# UMTS via Fritzbox WLAN teilen



## goto; (21. Dezember 2010)

Hallo liebe Community,
derzeit stehe ich vor einem kleinen Problem.
Ich habe Win7 bei mir als Betriebsystem, dazu noch einen UMTS Stick. Dieses soll nun über die WLAN verbindung mit der Fritzbox 7150 geteilt werden.

Nach nun mehreren Versuchen ohne Erfolg wende ich mich nun an Euch, damals mit WinXP hat es immer ohne Probleme funktioniert.

Folgende Ausgangsposition:
Mein Rechner ist mit UMTS-Netz verbunden.
In den Netzwerkeinstellungen ist das Internet des UMTS Adapters für "Drahtlosesnetzwerk" freigegeben.

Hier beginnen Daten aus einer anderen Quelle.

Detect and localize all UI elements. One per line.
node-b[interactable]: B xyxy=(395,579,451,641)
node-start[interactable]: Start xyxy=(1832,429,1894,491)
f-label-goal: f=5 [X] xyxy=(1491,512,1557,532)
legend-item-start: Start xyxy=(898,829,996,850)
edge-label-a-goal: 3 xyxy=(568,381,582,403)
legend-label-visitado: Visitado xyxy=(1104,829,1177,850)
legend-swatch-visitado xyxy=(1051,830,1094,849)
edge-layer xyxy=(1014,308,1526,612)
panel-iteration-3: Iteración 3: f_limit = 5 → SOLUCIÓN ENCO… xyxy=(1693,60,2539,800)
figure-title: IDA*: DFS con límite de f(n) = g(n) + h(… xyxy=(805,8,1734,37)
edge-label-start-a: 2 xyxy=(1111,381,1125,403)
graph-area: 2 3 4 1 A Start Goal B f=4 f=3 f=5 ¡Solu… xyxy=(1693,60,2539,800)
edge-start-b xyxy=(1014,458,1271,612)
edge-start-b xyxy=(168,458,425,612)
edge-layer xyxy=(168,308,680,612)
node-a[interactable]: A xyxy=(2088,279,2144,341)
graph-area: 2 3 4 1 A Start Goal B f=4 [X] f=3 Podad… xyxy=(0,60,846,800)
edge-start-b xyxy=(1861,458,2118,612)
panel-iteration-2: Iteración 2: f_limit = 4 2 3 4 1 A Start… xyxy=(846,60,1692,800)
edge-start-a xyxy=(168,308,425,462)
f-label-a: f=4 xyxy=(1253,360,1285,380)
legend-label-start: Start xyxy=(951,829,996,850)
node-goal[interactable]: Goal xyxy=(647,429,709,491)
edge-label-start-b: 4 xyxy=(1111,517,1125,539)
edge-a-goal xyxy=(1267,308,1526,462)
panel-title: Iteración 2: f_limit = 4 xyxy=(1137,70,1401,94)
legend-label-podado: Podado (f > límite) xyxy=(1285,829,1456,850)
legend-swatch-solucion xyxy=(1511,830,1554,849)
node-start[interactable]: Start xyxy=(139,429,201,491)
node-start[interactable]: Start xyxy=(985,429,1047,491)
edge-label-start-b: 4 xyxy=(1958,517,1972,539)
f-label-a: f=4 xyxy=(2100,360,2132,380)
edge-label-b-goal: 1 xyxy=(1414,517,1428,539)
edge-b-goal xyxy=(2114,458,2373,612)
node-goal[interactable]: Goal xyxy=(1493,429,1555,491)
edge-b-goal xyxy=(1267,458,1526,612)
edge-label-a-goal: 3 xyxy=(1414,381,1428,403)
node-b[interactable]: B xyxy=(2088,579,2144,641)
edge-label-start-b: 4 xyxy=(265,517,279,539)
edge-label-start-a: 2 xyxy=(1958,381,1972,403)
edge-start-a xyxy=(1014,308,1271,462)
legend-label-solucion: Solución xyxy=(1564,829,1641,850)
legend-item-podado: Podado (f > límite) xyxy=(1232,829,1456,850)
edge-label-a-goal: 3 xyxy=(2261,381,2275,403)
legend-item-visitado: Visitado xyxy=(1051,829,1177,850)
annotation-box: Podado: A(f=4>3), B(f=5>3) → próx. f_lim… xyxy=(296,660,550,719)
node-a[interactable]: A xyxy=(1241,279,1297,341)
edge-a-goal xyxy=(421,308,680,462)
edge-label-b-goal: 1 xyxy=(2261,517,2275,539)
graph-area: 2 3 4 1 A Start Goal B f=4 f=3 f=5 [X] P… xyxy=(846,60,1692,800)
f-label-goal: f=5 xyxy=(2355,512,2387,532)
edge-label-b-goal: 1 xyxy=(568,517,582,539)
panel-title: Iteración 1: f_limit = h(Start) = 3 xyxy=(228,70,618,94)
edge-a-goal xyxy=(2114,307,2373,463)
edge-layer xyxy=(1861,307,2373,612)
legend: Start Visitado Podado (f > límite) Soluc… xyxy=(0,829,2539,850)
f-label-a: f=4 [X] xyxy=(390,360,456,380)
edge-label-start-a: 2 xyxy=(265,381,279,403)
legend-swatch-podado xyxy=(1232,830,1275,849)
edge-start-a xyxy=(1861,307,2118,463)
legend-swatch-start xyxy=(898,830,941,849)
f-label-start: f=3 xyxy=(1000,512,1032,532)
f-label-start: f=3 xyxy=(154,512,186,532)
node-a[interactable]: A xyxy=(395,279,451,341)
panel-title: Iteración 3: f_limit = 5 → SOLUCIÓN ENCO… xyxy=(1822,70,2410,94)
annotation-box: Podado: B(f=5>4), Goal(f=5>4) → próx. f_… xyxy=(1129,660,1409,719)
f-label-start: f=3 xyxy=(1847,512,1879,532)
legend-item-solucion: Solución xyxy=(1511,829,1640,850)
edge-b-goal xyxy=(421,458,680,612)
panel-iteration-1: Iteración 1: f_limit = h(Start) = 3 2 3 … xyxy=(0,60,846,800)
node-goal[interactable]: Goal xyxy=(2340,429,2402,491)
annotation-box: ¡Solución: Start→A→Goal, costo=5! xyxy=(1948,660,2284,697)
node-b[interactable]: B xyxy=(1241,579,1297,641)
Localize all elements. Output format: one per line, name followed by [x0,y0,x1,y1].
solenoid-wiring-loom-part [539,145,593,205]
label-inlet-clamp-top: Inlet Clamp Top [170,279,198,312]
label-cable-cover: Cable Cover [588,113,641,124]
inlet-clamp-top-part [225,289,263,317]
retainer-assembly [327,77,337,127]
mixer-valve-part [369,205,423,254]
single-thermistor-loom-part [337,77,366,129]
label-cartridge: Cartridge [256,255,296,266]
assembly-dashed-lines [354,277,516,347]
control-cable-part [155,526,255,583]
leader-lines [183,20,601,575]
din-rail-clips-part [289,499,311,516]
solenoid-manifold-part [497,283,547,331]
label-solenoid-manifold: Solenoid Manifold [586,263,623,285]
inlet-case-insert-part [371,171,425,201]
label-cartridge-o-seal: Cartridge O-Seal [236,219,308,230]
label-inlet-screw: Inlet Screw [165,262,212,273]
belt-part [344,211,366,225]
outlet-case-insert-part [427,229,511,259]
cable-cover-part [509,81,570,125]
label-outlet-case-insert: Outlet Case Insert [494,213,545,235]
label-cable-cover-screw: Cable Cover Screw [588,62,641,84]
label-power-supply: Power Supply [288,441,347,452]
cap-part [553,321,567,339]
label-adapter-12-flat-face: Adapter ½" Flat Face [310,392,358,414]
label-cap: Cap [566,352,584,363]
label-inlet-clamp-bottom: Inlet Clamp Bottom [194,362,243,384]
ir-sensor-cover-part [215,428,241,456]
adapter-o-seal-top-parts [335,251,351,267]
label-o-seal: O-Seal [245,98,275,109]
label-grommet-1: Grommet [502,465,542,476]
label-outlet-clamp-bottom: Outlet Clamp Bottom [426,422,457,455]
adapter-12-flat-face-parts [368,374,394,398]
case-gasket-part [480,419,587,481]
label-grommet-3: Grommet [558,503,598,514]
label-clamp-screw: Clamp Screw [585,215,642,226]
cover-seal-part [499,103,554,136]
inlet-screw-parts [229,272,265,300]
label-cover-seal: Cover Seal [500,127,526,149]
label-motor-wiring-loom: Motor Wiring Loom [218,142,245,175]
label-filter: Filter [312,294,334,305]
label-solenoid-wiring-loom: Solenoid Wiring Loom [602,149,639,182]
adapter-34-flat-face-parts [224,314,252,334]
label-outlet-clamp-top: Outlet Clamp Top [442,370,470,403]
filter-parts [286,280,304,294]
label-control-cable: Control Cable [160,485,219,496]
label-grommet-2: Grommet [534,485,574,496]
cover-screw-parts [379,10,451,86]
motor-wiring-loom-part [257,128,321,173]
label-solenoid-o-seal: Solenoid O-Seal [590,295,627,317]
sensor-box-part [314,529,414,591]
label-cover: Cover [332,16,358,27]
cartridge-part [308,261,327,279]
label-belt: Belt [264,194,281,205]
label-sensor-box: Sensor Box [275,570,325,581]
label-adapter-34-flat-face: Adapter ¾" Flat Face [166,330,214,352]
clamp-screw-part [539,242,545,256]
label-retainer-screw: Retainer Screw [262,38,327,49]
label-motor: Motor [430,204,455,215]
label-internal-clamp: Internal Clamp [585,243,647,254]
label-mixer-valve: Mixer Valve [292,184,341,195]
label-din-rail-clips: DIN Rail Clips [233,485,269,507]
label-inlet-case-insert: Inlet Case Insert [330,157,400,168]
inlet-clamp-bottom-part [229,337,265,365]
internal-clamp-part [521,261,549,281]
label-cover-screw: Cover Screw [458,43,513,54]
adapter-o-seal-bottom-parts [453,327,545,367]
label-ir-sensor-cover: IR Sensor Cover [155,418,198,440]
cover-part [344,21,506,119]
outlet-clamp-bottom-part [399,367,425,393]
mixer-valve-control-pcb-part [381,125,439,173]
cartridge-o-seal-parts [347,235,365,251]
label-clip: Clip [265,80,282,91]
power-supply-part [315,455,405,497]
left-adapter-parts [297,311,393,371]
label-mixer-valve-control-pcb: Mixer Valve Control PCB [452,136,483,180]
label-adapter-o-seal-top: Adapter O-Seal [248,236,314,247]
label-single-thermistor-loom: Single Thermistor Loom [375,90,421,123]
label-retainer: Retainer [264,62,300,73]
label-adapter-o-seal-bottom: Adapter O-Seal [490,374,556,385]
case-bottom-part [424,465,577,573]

Alle anderen Nutzer im Netzwerk greifen ganz normal auf die Fritzbox zu. Jedoch ohne Internetverbindung. Woran kann es liegen?

mfg Splater


----------



## Skini (25. Dezember 2010)

Moin,
ich habe hier eine änliche konfiguration:
ein LAN mit 2 PCs (A mit UMTS, B) und einem Notebook (C).
Damit B und C über A in internet komme, habe ich (wie du) die UMTs verbindung freigegeben, und
ZUSÄTZLICH einen Proxy (privoxy) installiert, der bei B und C angegeben ist. Dadurch kommen beide rein. Du könntest nun bei deinem PC privoxy installieren (Achtung: wichtig ist in der main cfg "listen-address" zu änder) und bei den Anderen PCs im netzwerk die IPort des PCs angeben.
Skini


----------